After an 80-day extension costing taxpayers well over $1 million, the North Carolina House and Senate chambers have finally reached a tentative budget agreement for the price of roughly $22 billion – a fiscally conservative budget considering that spending increased by 3.1 percent which equates to less than the combined growth of population and inflation. For overall budget highlights, you can peruse what my JLF colleagues have to say about it here, here, and here.

Some items of interest in the HHS portion:

Price transparency

State lawmakers began to push for more price transparency when it passed the Health Care Cost Reduction and Price Transparency Act in 2013. Unfortunately, this statute has not been enforced as intended.

Nevertheless, lawmakers have reinstated this transparency measure.

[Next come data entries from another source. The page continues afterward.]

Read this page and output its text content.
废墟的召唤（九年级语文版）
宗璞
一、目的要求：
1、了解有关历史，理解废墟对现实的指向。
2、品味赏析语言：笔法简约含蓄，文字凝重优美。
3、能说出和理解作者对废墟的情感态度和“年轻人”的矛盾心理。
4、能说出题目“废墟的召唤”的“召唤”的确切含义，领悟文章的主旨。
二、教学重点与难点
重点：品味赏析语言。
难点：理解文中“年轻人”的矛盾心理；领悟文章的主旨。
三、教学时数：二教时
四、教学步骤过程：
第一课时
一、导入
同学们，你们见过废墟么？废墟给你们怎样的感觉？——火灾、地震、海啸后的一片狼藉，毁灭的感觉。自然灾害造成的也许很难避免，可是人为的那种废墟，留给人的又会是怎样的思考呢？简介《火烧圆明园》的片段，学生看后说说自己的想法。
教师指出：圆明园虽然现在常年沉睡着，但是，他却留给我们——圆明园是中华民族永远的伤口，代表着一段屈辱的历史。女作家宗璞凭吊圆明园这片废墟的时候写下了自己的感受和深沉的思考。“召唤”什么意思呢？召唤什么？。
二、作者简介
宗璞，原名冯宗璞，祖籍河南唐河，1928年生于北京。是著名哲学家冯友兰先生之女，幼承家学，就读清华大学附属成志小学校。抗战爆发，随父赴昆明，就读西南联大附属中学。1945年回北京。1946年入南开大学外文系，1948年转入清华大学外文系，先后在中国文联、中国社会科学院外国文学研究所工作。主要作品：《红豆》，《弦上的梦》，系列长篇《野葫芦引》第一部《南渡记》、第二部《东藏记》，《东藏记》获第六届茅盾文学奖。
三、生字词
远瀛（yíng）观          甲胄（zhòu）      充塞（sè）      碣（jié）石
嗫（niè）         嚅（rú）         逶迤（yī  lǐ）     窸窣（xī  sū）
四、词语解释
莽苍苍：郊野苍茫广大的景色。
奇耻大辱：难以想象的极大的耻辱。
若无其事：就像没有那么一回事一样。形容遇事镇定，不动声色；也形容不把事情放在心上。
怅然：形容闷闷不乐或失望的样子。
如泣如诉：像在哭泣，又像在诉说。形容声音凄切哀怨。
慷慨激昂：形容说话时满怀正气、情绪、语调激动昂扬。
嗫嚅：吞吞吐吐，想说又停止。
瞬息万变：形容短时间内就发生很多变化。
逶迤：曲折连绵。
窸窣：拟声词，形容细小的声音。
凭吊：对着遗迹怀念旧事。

The language states that the Department of Health and Human Services (DHHS) will post on its website total charges and reimbursement data submitted by hospitals and ambulatory surgery centers (ASCs) for their most popular inpatient, surgical, and imaging services:

Accountability  

Funds totaling $750,000 over the biennium will be dedicated for establishing the Office of  Program Evaluation, Reporting, and Accountability (OPERA). The program will be charged with evaluating whether government programs such as those within the public health sphere effectively quantify service outputs and improve patient health outcomes. OPERA could also justify why expanding Medicaid isn’t necessary if there are existing organizations funded by competitive state grants and federal funds that specifically cater to low-income populations who are uninsured and underinsured.